Given that evacuation is recommended the night before a Catastrophic Fire condition, how can a respondent respond with no actual fire?
The one obvious level on which this change may work is where a fire on ground already exists (which has been the case) and extreme conditions indicate a megafire or catastrophe the next day.
A number of scenarios are apparently not considered.
The first is that despite such warnings, respondents wait virtually until they see the fire before evacuating – waiting to see whether conditions change. This is why we tend always to have a number of fatalities found within motor vehicles in major fire events. Cognitively I see the change thus having minimal impact, although the recency of the 2009 fires may prompt earlier and more evacuation responses than “normal” (until 3 or more years pass without an extreme event).
Duty of care problems will still remain. What happens where in the process of following the evacuation directive/recommendation on a forecast (next day) event, life or property is damaged or lost? Under the same circumstances, what happens when people are evacuated into a subsequent fire danger with damage/loss of life/property? What happens when the event by classification becomes not catastrophic but people evacuate on the conditional warning and subsequently lose property that may have been arguably protected/saved by their presence at the site being evacuated (not only from fire but any storm or theft)? Who will compensate for loss of business should the catastrophe fail to eventuate?
Whether compulsory in nature or not, agency/government directions to do a given act carry responsibility for outcomes.
People will continue to die in catastrophic fires. We need to ensure that a reduction in the number that may so die is not simply a dispersion of death process -- wherein fewer die from direct catastrophic fire sources while increasing the number that may die from other sources (vehicle accidents, for example).
Ultimately, real risk of loss due to catastrophic fire management needs four conditions to be met:
1/ Acceptance by those with higher exposure to catastrophic bushfire/wildfire risk that they are highly exposed and are thus likely to lose property and possibly life in remaining in such exposure.
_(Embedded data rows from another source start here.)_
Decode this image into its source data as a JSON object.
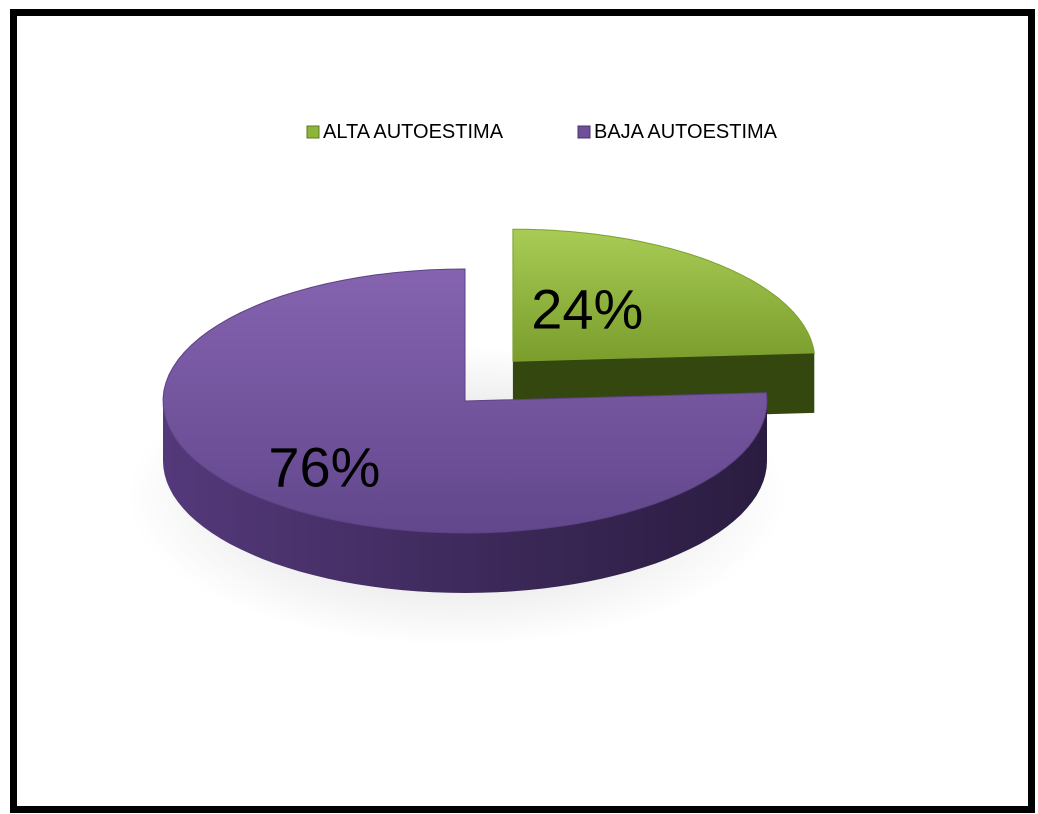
{
  "chart_data": {
    "type": "pie",
    "style": "3d-exploded",
    "categories": [
      "ALTA AUTOESTIMA",
      "BAJA AUTOESTIMA"
    ],
    "values": [
      24,
      76
    ],
    "value_labels": [
      "24%",
      "76%"
    ],
    "colors": [
      "#8fb43a",
      "#6f4f99"
    ],
    "legend": {
      "position": "top",
      "entries": [
        "ALTA AUTOESTIMA",
        "BAJA AUTOESTIMA"
      ]
    }
  }
}
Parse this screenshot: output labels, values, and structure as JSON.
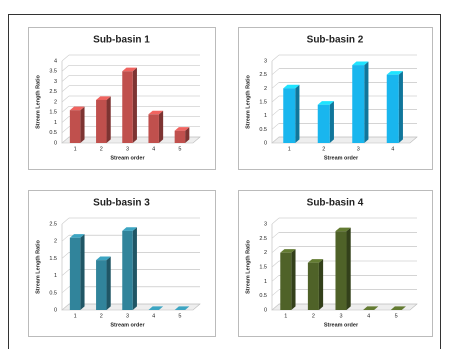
{
  "chart_data": [
    {
      "type": "bar",
      "title": "Sub-basin 1",
      "x_label": "Stream order",
      "y_label": "Stream Length Ratio",
      "categories": [
        "1",
        "2",
        "3",
        "4",
        "5"
      ],
      "values": [
        1.6,
        2.1,
        3.5,
        1.4,
        0.6
      ],
      "color": "#c0504d",
      "ylim": [
        0,
        4
      ],
      "yticks": [
        0,
        0.5,
        1,
        1.5,
        2,
        2.5,
        3,
        3.5,
        4
      ],
      "grid": true
    },
    {
      "type": "bar",
      "title": "Sub-basin 2",
      "x_label": "Stream order",
      "y_label": "Stream Length Ratio",
      "categories": [
        "1",
        "2",
        "3",
        "4"
      ],
      "values": [
        2.0,
        1.4,
        2.85,
        2.5
      ],
      "color": "#19b6ee",
      "ylim": [
        0,
        3
      ],
      "yticks": [
        0,
        0.5,
        1,
        1.5,
        2,
        2.5,
        3
      ],
      "grid": true
    },
    {
      "type": "bar",
      "title": "Sub-basin 3",
      "x_label": "Stream order",
      "y_label": "Stream Length Ratio",
      "categories": [
        "1",
        "2",
        "3",
        "4",
        "5"
      ],
      "values": [
        2.1,
        1.45,
        2.3,
        0,
        0
      ],
      "color": "#31849b",
      "ylim": [
        0,
        2.5
      ],
      "yticks": [
        0,
        0.5,
        1,
        1.5,
        2,
        2.5
      ],
      "grid": true
    },
    {
      "type": "bar",
      "title": "Sub-basin 4",
      "x_label": "Stream order",
      "y_label": "Stream Length Ratio",
      "categories": [
        "1",
        "2",
        "3",
        "4",
        "5"
      ],
      "values": [
        2.0,
        1.65,
        2.75,
        0,
        0
      ],
      "color": "#4f6228",
      "ylim": [
        0,
        3
      ],
      "yticks": [
        0,
        0.5,
        1,
        1.5,
        2,
        2.5,
        3
      ],
      "grid": true
    }
  ]
}
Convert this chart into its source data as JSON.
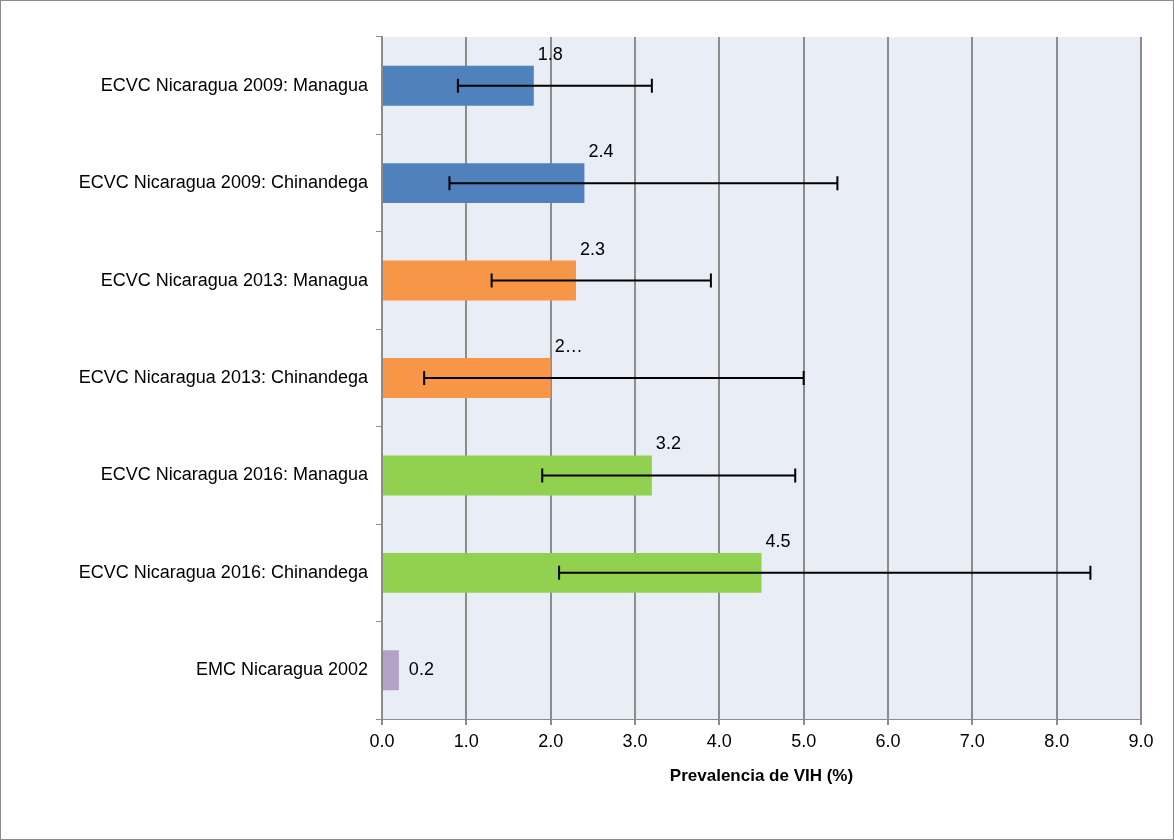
{
  "chart_data": {
    "type": "bar",
    "orientation": "horizontal",
    "xlabel": "Prevalencia de VIH (%)",
    "categories": [
      "ECVC Nicaragua 2009: Managua",
      "ECVC Nicaragua 2009: Chinandega",
      "ECVC Nicaragua 2013: Managua",
      "ECVC Nicaragua 2013: Chinandega",
      "ECVC Nicaragua 2016: Managua",
      "ECVC Nicaragua 2016: Chinandega",
      "EMC Nicaragua 2002"
    ],
    "values": [
      1.8,
      2.4,
      2.3,
      2.0,
      3.2,
      4.5,
      0.2
    ],
    "colors": [
      "#4f81bd",
      "#4f81bd",
      "#f79646",
      "#f79646",
      "#92d050",
      "#92d050",
      "#b3a2c7"
    ],
    "errors": [
      [
        0.9,
        3.2
      ],
      [
        0.8,
        5.4
      ],
      [
        1.3,
        3.9
      ],
      [
        0.5,
        5.0
      ],
      [
        1.9,
        4.9
      ],
      [
        2.1,
        8.4
      ],
      null
    ],
    "value_labels": [
      "1.8",
      "2.4",
      "2.3",
      "2…",
      "3.2",
      "4.5",
      "0.2"
    ],
    "xlim": [
      0,
      9
    ],
    "xticks": [
      {
        "value": 0,
        "label": "0.0"
      },
      {
        "value": 1,
        "label": "1.0"
      },
      {
        "value": 2,
        "label": "2.0"
      },
      {
        "value": 3,
        "label": "3.0"
      },
      {
        "value": 4,
        "label": "4.0"
      },
      {
        "value": 5,
        "label": "5.0"
      },
      {
        "value": 6,
        "label": "6.0"
      },
      {
        "value": 7,
        "label": "7.0"
      },
      {
        "value": 8,
        "label": "8.0"
      },
      {
        "value": 9,
        "label": "9.0"
      }
    ],
    "grid": "x"
  }
}
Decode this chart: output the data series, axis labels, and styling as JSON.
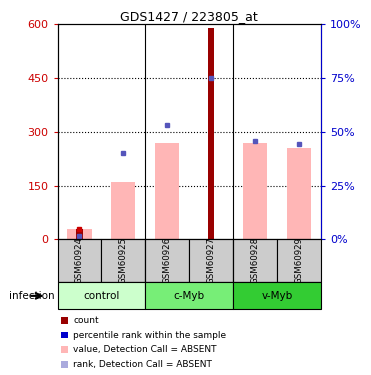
{
  "title": "GDS1427 / 223805_at",
  "samples": [
    "GSM60924",
    "GSM60925",
    "GSM60926",
    "GSM60927",
    "GSM60928",
    "GSM60929"
  ],
  "pink_bars": [
    30,
    160,
    270,
    0,
    270,
    255
  ],
  "red_bars": [
    30,
    0,
    0,
    590,
    0,
    0
  ],
  "blue_squares": [
    10,
    240,
    320,
    450,
    275,
    265
  ],
  "red_squares": [
    30,
    0,
    0,
    0,
    0,
    0
  ],
  "ylim_left": [
    0,
    600
  ],
  "ylim_right": [
    0,
    100
  ],
  "yticks_left": [
    0,
    150,
    300,
    450,
    600
  ],
  "yticks_right": [
    0,
    25,
    50,
    75,
    100
  ],
  "left_axis_color": "#cc0000",
  "right_axis_color": "#0000cc",
  "bar_pink_color": "#ffb6b6",
  "bar_red_color": "#990000",
  "square_blue_color": "#5555bb",
  "square_red_color": "#cc0000",
  "sample_bg_color": "#cccccc",
  "group_defs": [
    {
      "name": "control",
      "start": 0,
      "end": 2,
      "color": "#ccffcc"
    },
    {
      "name": "c-Myb",
      "start": 2,
      "end": 4,
      "color": "#77ee77"
    },
    {
      "name": "v-Myb",
      "start": 4,
      "end": 6,
      "color": "#33cc33"
    }
  ],
  "legend_items": [
    {
      "label": "count",
      "color": "#990000"
    },
    {
      "label": "percentile rank within the sample",
      "color": "#0000cc"
    },
    {
      "label": "value, Detection Call = ABSENT",
      "color": "#ffb6b6"
    },
    {
      "label": "rank, Detection Call = ABSENT",
      "color": "#aaaadd"
    }
  ],
  "infection_label": "infection"
}
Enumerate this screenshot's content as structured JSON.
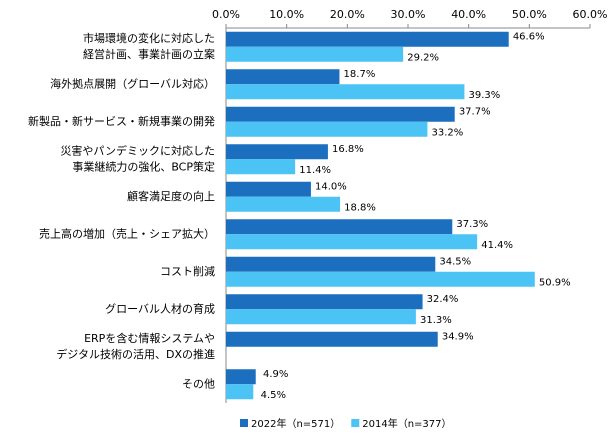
{
  "chart_data": {
    "type": "hbar",
    "categories": [
      "市場環境の変化に対応した\n経営計画、事業計画の立案",
      "海外拠点展開（グローバル対応）",
      "新製品・新サービス・新規事業の開発",
      "災害やパンデミックに対応した\n事業継続力の強化、BCP策定",
      "顧客満足度の向上",
      "売上高の増加（売上・シェア拡大）",
      "コスト削減",
      "グローバル人材の育成",
      "ERPを含む情報システムや\nデジタル技術の活用、DXの推進",
      "その他"
    ],
    "series": [
      {
        "name": "2022年（n=571）",
        "color": "#1c6fbf",
        "values": [
          46.6,
          18.7,
          37.7,
          16.8,
          14.0,
          37.3,
          34.5,
          32.4,
          34.9,
          4.9
        ],
        "value_labels": [
          "46.6%",
          "18.7%",
          "37.7%",
          "16.8%",
          "14.0%",
          "37.3%",
          "34.5%",
          "32.4%",
          "34.9%",
          "4.9%"
        ]
      },
      {
        "name": "2014年（n=377）",
        "color": "#4cc3f5",
        "values": [
          29.2,
          39.3,
          33.2,
          11.4,
          18.8,
          41.4,
          50.9,
          31.3,
          null,
          4.5
        ],
        "value_labels": [
          "29.2%",
          "39.3%",
          "33.2%",
          "11.4%",
          "18.8%",
          "41.4%",
          "50.9%",
          "31.3%",
          null,
          "4.5%"
        ]
      }
    ],
    "xlim": [
      0,
      60
    ],
    "xticks": [
      {
        "value": 0,
        "label": "0.0%"
      },
      {
        "value": 10,
        "label": "10.0%"
      },
      {
        "value": 20,
        "label": "20.0%"
      },
      {
        "value": 30,
        "label": "30.0%"
      },
      {
        "value": 40,
        "label": "40.0%"
      },
      {
        "value": 50,
        "label": "50.0%"
      },
      {
        "value": 60,
        "label": "60.0%"
      }
    ],
    "legend": "bottom"
  }
}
2/ Enforcement of appropriate insurance such that those who are underinsured understand they will lose the value of property loss (rather than hope that a generous government and even more generous public will cover the cost of such lifestyles of the grossly underinsured or non-insured.
3/ Appropriate and parallel legislation that- as fairly as possible demarks safety for people (and property) and for the environment and nature. This demarcation may indicate, for example, levels of countermeasures that can be clearly understood – from nature only (no protection) through to full protection with large no-growth and clearance zones required.
4/ Use of a clear rule of thumb – evacuate if people are old, incapacitated, young, unprepared, feeling incapable of protecting self, others, property and doing so on early warnings with even moderate fires. Structures are easier to replace than people.
There are examples even in catastrophic fires of staying and reducing the consequent losses, of staying and surviving, and of the reverse of losing property and life. The 2009 Victorian bushfire was no different. What we need to clearly comprehend is that staying to fight requires more capability than most sites and people have (and often a deal of luck). Without having experienced the physical and all-senses assault of a moderate or worse fire, however, most people cannot really comprehend the states of thought and consequent actions they may have until, in some cases, too late.